School of Computer and Information Science, Chongqing Normal University, Chongqing 401331, China.
School of Information Science and Engineering, Wuhan University of Science and Technology, Wuhan 430081, China.
Sensors (Basel). 2023 Mar 24;23(7):3439. doi: 10.3390/s23073439.
With the proliferation of multi-modal data generated by various sensors, unsupervised multi-modal hashing retrieval has been extensively studied due to its advantages in storage, retrieval efficiency, and label independence. However, there are still two obstacles to existing unsupervised methods: (1) As existing methods cannot fully capture the complementary and co-occurrence information of multi-modal data, existing methods suffer from inaccurate similarity measures. (2) Existing methods suffer from unbalanced multi-modal learning and data semantic structure being corrupted in the process of hash codes binarization. To address these obstacles, we devise an effective CLIP-based Adaptive Graph Attention Network (CAGAN) for large-scale unsupervised multi-modal hashing retrieval. Firstly, we use the multi-modal model CLIP to extract fine-grained semantic features, mine similar information from different perspectives of multi-modal data and perform similarity fusion and enhancement. In addition, this paper proposes an adaptive graph attention network to assist the learning of hash codes, which uses an attention mechanism to learn adaptive graph similarity across modalities.
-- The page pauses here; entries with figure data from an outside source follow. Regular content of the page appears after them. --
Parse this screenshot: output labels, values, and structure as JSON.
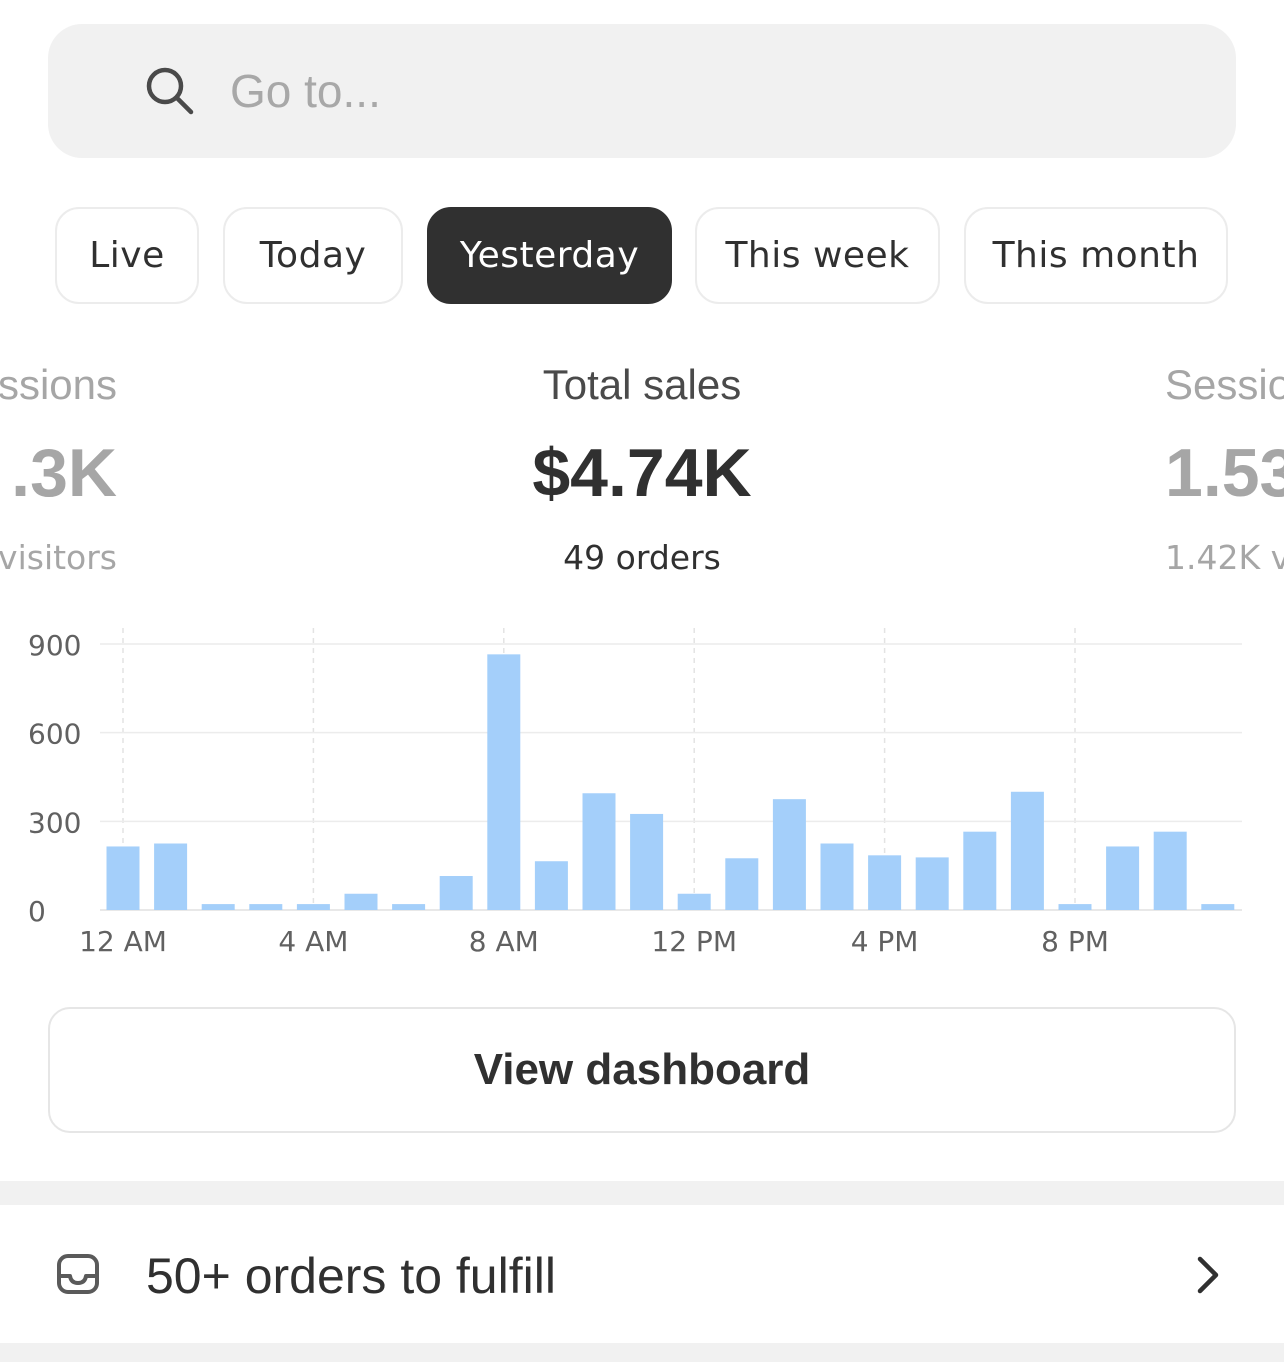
{
  "search": {
    "placeholder": "Go to..."
  },
  "tabs": [
    {
      "label": "Live",
      "active": false
    },
    {
      "label": "Today",
      "active": false
    },
    {
      "label": "Yesterday",
      "active": true
    },
    {
      "label": "This week",
      "active": false
    },
    {
      "label": "This month",
      "active": false
    }
  ],
  "metrics": {
    "left": {
      "label": "ssions",
      "value": ".3K",
      "sub": "visitors"
    },
    "center": {
      "label": "Total sales",
      "value": "$4.74K",
      "sub": "49 orders"
    },
    "right": {
      "label": "Sessio",
      "value": "1.53",
      "sub": "1.42K v"
    }
  },
  "chart_data": {
    "type": "bar",
    "categories": [
      "12 AM",
      "1 AM",
      "2 AM",
      "3 AM",
      "4 AM",
      "5 AM",
      "6 AM",
      "7 AM",
      "8 AM",
      "9 AM",
      "10 AM",
      "11 AM",
      "12 PM",
      "1 PM",
      "2 PM",
      "3 PM",
      "4 PM",
      "5 PM",
      "6 PM",
      "7 PM",
      "8 PM",
      "9 PM",
      "10 PM",
      "11 PM"
    ],
    "values": [
      215,
      225,
      20,
      20,
      20,
      55,
      20,
      115,
      865,
      165,
      395,
      325,
      55,
      175,
      375,
      225,
      185,
      178,
      265,
      400,
      20,
      215,
      265,
      20
    ],
    "ylim": [
      0,
      900
    ],
    "yticks": [
      "0",
      "300",
      "600",
      "900"
    ],
    "ytick_values": [
      0,
      300,
      600,
      900
    ],
    "xticks": [
      {
        "label": "12 AM",
        "index": 0
      },
      {
        "label": "4 AM",
        "index": 4
      },
      {
        "label": "8 AM",
        "index": 8
      },
      {
        "label": "12 PM",
        "index": 12
      },
      {
        "label": "4 PM",
        "index": 16
      },
      {
        "label": "8 PM",
        "index": 20
      }
    ],
    "bar_color": "#a4cffa",
    "grid": true
  },
  "actions": {
    "view_dashboard": "View dashboard"
  },
  "orders": {
    "label": "50+ orders to fulfill"
  }
}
It further aggregates the intrinsic neighborhood information of neighboring data nodes through a graph convolutional network to generate more discriminative hash codes. Finally, this paper employs an iterative approximate optimization strategy to mitigate the information loss in the binarization process. Extensive experiments on three benchmark datasets demonstrate that the proposed method significantly outperforms several representative hashing methods in unsupervised multi-modal retrieval tasks.
随着各种传感器生成的多模态数据的激增,由于其在存储、检索效率和标签独立性方面的优势,无监督多模态哈希检索得到了广泛的研究。然而,现有的无监督方法仍然存在两个障碍:(1)由于现有方法无法充分捕获多模态数据的互补和共同出现信息,因此现有方法的相似度衡量不准确。(2)现有方法存在多模态学习不平衡和数据语义结构在哈希码二值化过程中被破坏的问题。为了解决这些障碍,我们设计了一种有效的基于 CLIP 的自适应图注意网络(CAGAN),用于大规模无监督多模态哈希检索。首先,我们使用多模态模型 CLIP 提取细粒度的语义特征,从多模态数据的不同角度挖掘相似信息,并进行相似度融合和增强。此外,本文提出了一种自适应图注意网络来辅助哈希码的学习,它使用注意力机制来学习跨模态的自适应图相似度。它通过图卷积网络进一步聚合邻近数据节点的内在邻域信息,生成更具判别力的哈希码。最后,本文采用迭代近似优化策略来减轻二值化过程中的信息损失。在三个基准数据集上的广泛实验表明,所提出的方法在无监督多模态检索任务中明显优于几种有代表性的哈希方法。